Livro: Triste ao sonhar com os anjos
Capítulo 2 – Uma gangue de meninas
Conheci Lang por volta de 1991,
durante um jogo de bolinhas de gude (ou “búricas”, conforme o pessoal chamava
as referidas esferas). Ele era um cara amistoso, porém, por algum motivo, se
desentendeu com Paul durante o jogo. Alguns dias depois, quando eu conversava
com Lang, o mesmo me pediu licença para se retirar, pois havia marcado uma
briga com Paul naquele horário e não poderia se atrasar. Parecia coisa de
filme.
Conforme relatei anteriormente, Lang
era um cara totalmente atípico para os padrões que eu conhecia até então. Tinha
estatura média, cabelos castanhos e lisos (penteados para baixo, com uma
franja), fala “arrastada” e “errante” (trocava as consoantes “b” por “p” e “d”
por “t”), andar rápido e compenetrado, risada alta, senso de humor “doentio”,
entre outras características. Pode até aparentar que Lang, pelo seu jeito de
ser, fosse um cara repugnante. Mas a verdade é que justamente as suas
características anormais o tornavam um cara interessante e querido por todos.
Muitas pessoas pensavam, em um
primeiro momento, que Lang era um cigano, visto que sua família morava em uma
barraca montada em um terreno baldio, localizado próximo ao Grass Valley. Na
verdade, a família de Lang passava por problemas financeiros e, sem dinheiro
para pagar o aluguel, tiveram que optar por viver nessa morada não muito
convencional. A barraca era grande, organizada, dividida em compartimentos, enfim,
muito bem montada.
Lembro que as primeiras garotas que
conhecemos, em 1991 (mesma época em que conheci Lang) moravam no jardim Pagan.
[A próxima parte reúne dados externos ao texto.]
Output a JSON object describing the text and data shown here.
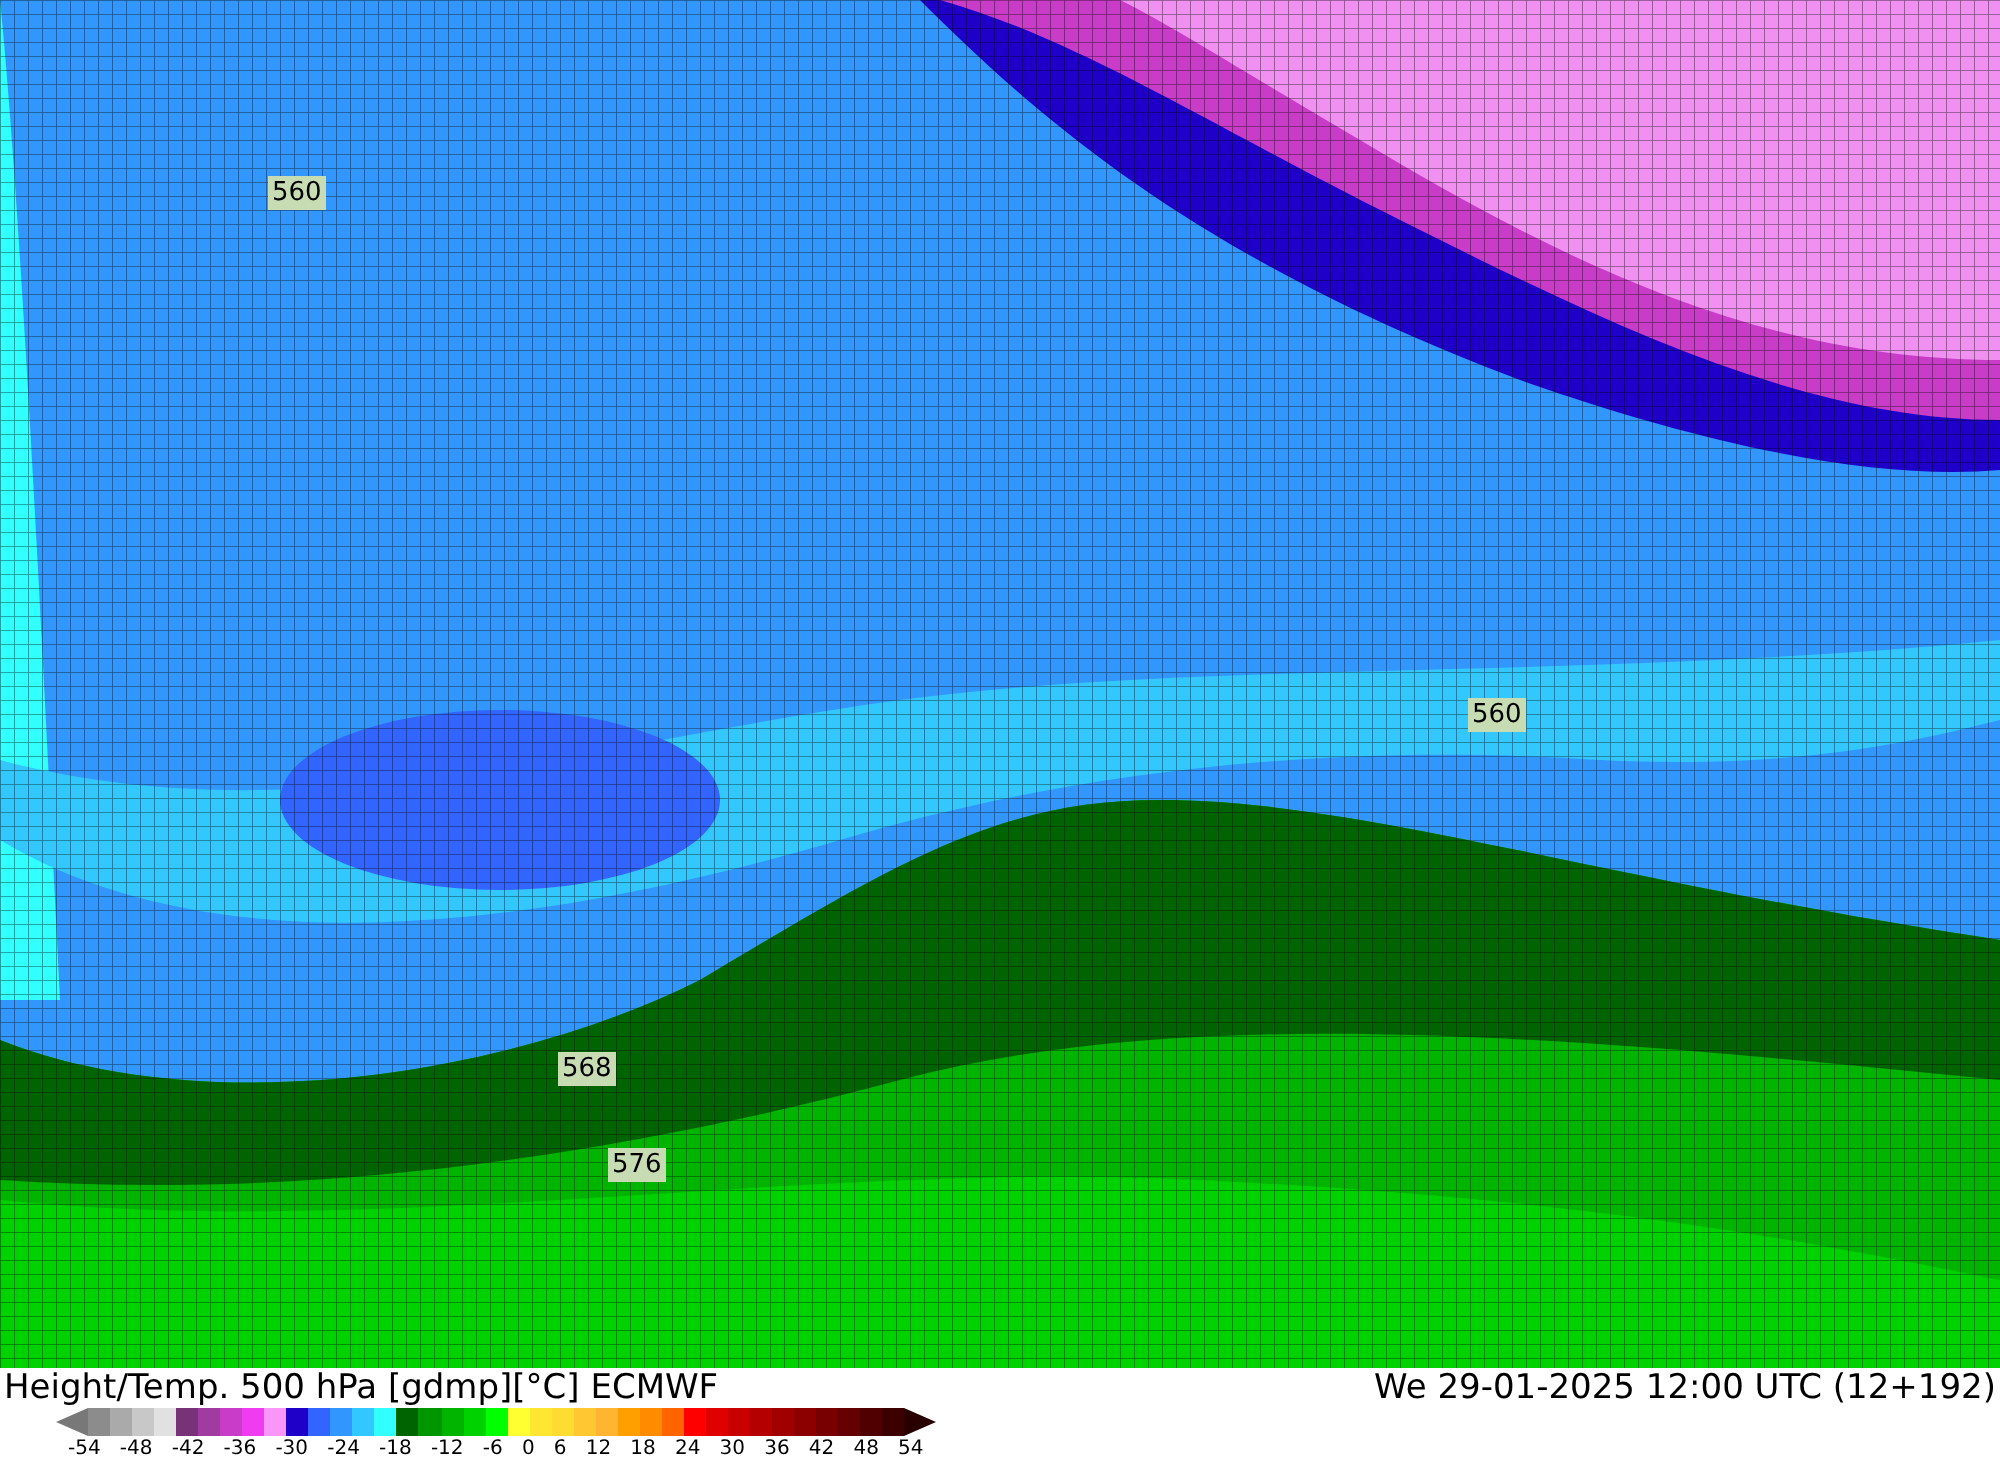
{
  "map": {
    "contour_labels": [
      {
        "text": "560"
      },
      {
        "text": "560"
      },
      {
        "text": "568"
      },
      {
        "text": "576"
      }
    ]
  },
  "footer": {
    "title": "Height/Temp. 500 hPa [gdmp][°C] ECMWF",
    "datetime": "We 29-01-2025 12:00 UTC (12+192)"
  },
  "legend": {
    "colors": [
      {
        "color": "#8c8c8c"
      },
      {
        "color": "#aaaaaa"
      },
      {
        "color": "#c8c8c8"
      },
      {
        "color": "#e1e1e1"
      },
      {
        "color": "#783278"
      },
      {
        "color": "#a03ca0"
      },
      {
        "color": "#c83cc8"
      },
      {
        "color": "#f03cf0"
      },
      {
        "color": "#fa96fa"
      },
      {
        "color": "#1e00c8"
      },
      {
        "color": "#3264ff"
      },
      {
        "color": "#3296ff"
      },
      {
        "color": "#32c8ff"
      },
      {
        "color": "#32ffff"
      },
      {
        "color": "#006400"
      },
      {
        "color": "#009600"
      },
      {
        "color": "#00b400"
      },
      {
        "color": "#00d200"
      },
      {
        "color": "#00ff00"
      },
      {
        "color": "#ffff32"
      },
      {
        "color": "#ffe632"
      },
      {
        "color": "#ffdc32"
      },
      {
        "color": "#ffc832"
      },
      {
        "color": "#ffb432"
      },
      {
        "color": "#ffa000"
      },
      {
        "color": "#ff8c00"
      },
      {
        "color": "#ff6400"
      },
      {
        "color": "#ff0000"
      },
      {
        "color": "#e10000"
      },
      {
        "color": "#c80000"
      },
      {
        "color": "#b40000"
      },
      {
        "color": "#a00000"
      },
      {
        "color": "#8c0000"
      },
      {
        "color": "#780000"
      },
      {
        "color": "#640000"
      },
      {
        "color": "#500000"
      },
      {
        "color": "#3c0000"
      }
    ],
    "ticks": [
      "-54",
      "-48",
      "-42",
      "-36",
      "-30",
      "-24",
      "-18",
      "-12",
      "-6",
      "0",
      "6",
      "12",
      "18",
      "24",
      "30",
      "36",
      "42",
      "48",
      "54"
    ]
  }
}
Mas apenas uma dessas garotas se destacou entre as demais.
Tudo começou com uma enorme árvore
que existia atrás da casa de Jim. Essa árvore possuía galhos compridos e pontiagudos e, quando esses
galhos secavam e caíam, utilizávamos os mesmos como espadas (sério, sem
brincadeira). Organizávamos inúmeros combates entre nós, como se fossemos
verdadeiros “espadachins”.
Um dia o pessoal resolveu ir ao
jardim Pagan, bairro vizinho do nosso, munidos de suas espadas. Eu não estava
presente nesse dia, mas Adam Ball me contou tudo o que aconteceu. Nossa turma
acabou encontrando, ao acaso, um grupo de, aproximadamente, cinco ou seis
garotas que moravam por lá. E elas convidaram Adam Ball e a turma para
brincarem com elas de esconde-esconde ou de alguma brincadeira similar, não me
lembro ao certo. Tudo começou bem, com todos brincando e se divertindo numa
boa. A idade das garotas era bem próxima à idade de Adam Ball, de Lang e de
Sylvain (irmão mais novo de Adam Ball), que estavam presentes nessa ocasião,
juntamente com outros membros da turma que agora não consigo recordar. Mas,
enfim, a idade deles girava em torno de 14 e 15 anos de idade.
Num certo momento, sem mais nem
menos, as garotas começaram a xingar os meus amigos. É claro que, na idade em
que eles estavam, não existiu aquela reação tipo: “Ei, o que está havendo,
porque vocês estão nos xingando?” A decisão mais óbvia, por parte deles, foi a
de pegar as espadas e atacar as garotas, sem rodeios. Começou aquela batalha, e
os caras começaram a quebrar as suas espadas de galhos nas pernas das meninas.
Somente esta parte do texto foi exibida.